Receiver for LLC Can be Bound by Operating Agreement’s Arbitration Provisions
Courts often appoint receivers to manage the affairs of LLCs when the internal management is conflicted or broken. General equity receivers (as opposed to more limited receiverships such as deed of trust receivers) enjoy broad powers and essentially “step into the shoes” of the entity’s management. A receiver is an “agent of the court” and has substantial discretion to carry out the duties set forth in the appointment order.
In a recent opinion by the federal Ninth Circuit Court of Appeals — Winkler v. McCloskey — the court evaluated whether a court-appointed receiver for an LLC, who initiated litigation on the LLC’s behalf against certain LLC members, could be bound by the Operating Agreement’s arbitration provisions.
Facts: LLC serves as vehicle for Ponzi scheme; court appoints receiver to pursue recovery from certain enriched LLC members
Ralph Iannelli operated a Ponzi scheme through various related equipment leasing entities, including a corporation and two LLCs. In 2018, the Securities and Exchange Commission (SEC) filed an enforcement action against the corporation, alleging that Iannelli — a securities fraud repeat offender — raised $80 million from seventy investors “based on false and misleading representations.”
The district court appointed Geoff Winkler as the Receiver for the related entities and authorized him to undertake disgorgement efforts against the “net winner investors” — i.e., investors who were paid more than they invested in the Ponzi scheme. The Receiver sued a group of those investors, including Thomas McCloskey and several others, seeking avoidance and recovery of the fraudulent transfers pursuant to California’s Uniform Voidable Transactions Act (formerly known as, and erroneously referred to in the court’s opinion as, the Uniform Fraudulent Transfer Act).
The investor defendants filed a motion to compel arbitration based on arbitration provisions in the Operating Agreement for one of the LLCs.
District Court: motion to compel arbitration denied
The district court denied the investor defendants’ motion to compel arbitration, concluding the Receiver was not bound by the Operating Agreement’s arbitration provisions.
The court relied on a prior opinion by the Ninth Circuit holding that a bankruptcy trustee was not bound by arbitration provisions while pursuing an action to avoid fraudulent transfers by debtors who were Ponzi scheme operators.
Ninth Circuit: reversed; receiver can be bound by entity’s arbitration agreements
The Ninth Circuit reversed the district court’s decision.
The court held that its prior opinion addressing the powers of bankruptcy trustees did not “provide persuasive authority here” because of the differences between bankruptcy trustees and receivers.

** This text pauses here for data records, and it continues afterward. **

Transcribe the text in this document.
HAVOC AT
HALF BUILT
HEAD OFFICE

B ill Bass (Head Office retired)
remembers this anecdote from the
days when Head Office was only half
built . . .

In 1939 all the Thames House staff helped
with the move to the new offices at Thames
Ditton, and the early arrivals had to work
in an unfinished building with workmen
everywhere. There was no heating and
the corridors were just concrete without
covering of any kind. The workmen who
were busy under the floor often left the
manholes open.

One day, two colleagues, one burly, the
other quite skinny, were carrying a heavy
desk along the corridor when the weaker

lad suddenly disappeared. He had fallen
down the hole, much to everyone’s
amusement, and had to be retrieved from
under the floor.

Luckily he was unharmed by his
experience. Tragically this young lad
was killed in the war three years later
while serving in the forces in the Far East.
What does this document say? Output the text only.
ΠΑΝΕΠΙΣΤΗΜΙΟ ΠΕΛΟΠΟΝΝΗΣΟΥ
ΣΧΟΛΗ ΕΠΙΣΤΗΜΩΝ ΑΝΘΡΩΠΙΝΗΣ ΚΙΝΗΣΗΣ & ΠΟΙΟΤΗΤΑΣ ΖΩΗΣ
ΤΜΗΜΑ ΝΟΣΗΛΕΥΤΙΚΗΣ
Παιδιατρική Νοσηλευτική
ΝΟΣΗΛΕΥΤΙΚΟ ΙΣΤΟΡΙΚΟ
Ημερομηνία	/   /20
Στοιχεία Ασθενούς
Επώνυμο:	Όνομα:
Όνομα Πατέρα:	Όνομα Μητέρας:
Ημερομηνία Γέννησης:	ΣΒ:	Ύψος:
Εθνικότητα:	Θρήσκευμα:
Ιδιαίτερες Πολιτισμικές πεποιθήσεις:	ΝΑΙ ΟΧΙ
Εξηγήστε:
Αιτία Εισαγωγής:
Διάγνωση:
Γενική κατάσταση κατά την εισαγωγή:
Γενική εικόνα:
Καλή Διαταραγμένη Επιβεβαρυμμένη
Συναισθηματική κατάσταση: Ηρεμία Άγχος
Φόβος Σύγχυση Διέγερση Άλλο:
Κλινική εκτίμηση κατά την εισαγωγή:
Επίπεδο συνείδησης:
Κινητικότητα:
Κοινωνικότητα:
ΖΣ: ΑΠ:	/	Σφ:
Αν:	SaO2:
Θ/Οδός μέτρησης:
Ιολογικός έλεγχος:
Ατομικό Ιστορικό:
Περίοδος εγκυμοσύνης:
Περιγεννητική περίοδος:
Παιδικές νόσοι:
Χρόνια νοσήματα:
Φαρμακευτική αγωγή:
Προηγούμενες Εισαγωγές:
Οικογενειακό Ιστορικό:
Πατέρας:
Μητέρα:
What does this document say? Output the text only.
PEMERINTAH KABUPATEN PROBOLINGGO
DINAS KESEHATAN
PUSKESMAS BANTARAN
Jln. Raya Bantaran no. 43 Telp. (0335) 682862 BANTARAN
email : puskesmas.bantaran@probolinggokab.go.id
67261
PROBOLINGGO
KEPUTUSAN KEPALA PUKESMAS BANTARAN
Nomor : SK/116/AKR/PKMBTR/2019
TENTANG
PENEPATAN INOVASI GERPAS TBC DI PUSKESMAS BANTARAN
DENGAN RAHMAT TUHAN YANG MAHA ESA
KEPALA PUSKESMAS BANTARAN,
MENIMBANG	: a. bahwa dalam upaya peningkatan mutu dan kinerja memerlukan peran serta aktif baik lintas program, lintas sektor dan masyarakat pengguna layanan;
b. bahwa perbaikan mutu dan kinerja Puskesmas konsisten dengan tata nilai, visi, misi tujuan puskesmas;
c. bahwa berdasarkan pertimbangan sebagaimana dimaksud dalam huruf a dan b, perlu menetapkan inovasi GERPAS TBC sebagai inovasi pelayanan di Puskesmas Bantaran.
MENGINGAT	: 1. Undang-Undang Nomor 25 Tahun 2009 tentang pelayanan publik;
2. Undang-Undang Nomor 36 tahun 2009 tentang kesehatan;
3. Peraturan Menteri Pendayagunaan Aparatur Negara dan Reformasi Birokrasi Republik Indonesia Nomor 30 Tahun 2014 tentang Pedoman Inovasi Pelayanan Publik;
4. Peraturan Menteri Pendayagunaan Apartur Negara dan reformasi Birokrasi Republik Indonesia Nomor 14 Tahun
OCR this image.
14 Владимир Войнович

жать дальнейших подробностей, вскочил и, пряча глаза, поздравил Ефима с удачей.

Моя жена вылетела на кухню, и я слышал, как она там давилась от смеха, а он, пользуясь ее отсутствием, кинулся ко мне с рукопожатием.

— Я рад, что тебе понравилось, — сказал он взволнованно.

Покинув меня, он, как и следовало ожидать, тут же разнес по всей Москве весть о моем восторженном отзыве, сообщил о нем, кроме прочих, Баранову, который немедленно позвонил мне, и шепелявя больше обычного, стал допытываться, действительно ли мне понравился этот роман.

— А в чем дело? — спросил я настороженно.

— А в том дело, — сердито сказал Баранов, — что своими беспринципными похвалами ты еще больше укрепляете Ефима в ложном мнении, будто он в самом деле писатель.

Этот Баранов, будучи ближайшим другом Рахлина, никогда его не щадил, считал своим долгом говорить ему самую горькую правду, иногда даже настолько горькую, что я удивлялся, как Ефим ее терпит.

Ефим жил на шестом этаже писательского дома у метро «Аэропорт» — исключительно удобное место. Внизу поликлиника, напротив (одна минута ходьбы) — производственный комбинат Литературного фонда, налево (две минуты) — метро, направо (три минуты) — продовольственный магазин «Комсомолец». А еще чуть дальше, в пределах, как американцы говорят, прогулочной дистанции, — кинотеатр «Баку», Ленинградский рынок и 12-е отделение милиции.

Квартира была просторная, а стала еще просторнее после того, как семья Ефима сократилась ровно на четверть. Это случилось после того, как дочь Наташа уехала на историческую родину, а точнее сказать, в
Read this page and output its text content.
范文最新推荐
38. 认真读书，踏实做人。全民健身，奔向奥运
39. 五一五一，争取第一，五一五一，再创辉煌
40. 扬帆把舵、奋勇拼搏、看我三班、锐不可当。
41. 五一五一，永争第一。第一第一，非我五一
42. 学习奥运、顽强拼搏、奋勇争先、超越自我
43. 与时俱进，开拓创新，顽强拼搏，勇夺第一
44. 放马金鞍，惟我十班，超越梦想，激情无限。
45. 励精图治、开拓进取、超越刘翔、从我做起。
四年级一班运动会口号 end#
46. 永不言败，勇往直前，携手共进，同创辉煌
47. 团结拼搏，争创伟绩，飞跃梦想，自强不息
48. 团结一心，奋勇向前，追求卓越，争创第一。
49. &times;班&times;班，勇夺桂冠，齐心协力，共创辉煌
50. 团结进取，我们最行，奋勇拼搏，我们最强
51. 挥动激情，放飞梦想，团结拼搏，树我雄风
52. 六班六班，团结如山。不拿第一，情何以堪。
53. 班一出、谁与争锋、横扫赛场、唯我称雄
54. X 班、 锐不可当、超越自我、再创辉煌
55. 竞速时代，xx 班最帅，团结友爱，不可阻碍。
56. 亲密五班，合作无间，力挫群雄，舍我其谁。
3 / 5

The bankruptcy trustee in the prior case operated under a specific provision of the bankruptcy code allowing the trustee to bring claims that might be brought by an outside creditor holding an unsecured claim. In those types of claims, “the trustee stands in the shoes of the creditors.” Because the creditors did not sign the arbitration agreements, arbitration was not required.
But, the court held, “a bankruptcy trustee’s standing differs from a receiver’s.” While a bankruptcy trustee acts pursuant to the bankruptcy code, “a receiver’s authority derives from the court’s equitable power” and the court’s appointment order. As explained by the court: “Thus, a receiver has standing to pursue a fraudulent transfer claim because the receiver is acting on behalf of the receivership entity, seeking to claw back transfers that the perpetrator of the scheme fraudulently made to the net winners.” Most importantly, the court pointed out, “the Receiver stands in the shoes of the receivership entities, not in the shoes of the creditors.”
As such, the Receiver could be bound by the receivership entities’ agreements requiring arbitration. The court remanded the case to the district court to address additional factual issues that would determine whether or not the Receiver was bound by the arbitration provisions in this case. (For example, there were factual disputes regarding whether the Receiver’s claims were within the scope of the specific language of the arbitration provisions, and whether the investor defendants were signatories to the arbitration provisions.)
Lesson
Under the holding of Winkler v. McCloskey, a court-appointed receiver for an LLC can be bound by the arbitration provisions in the LLC’s Operating Agreement.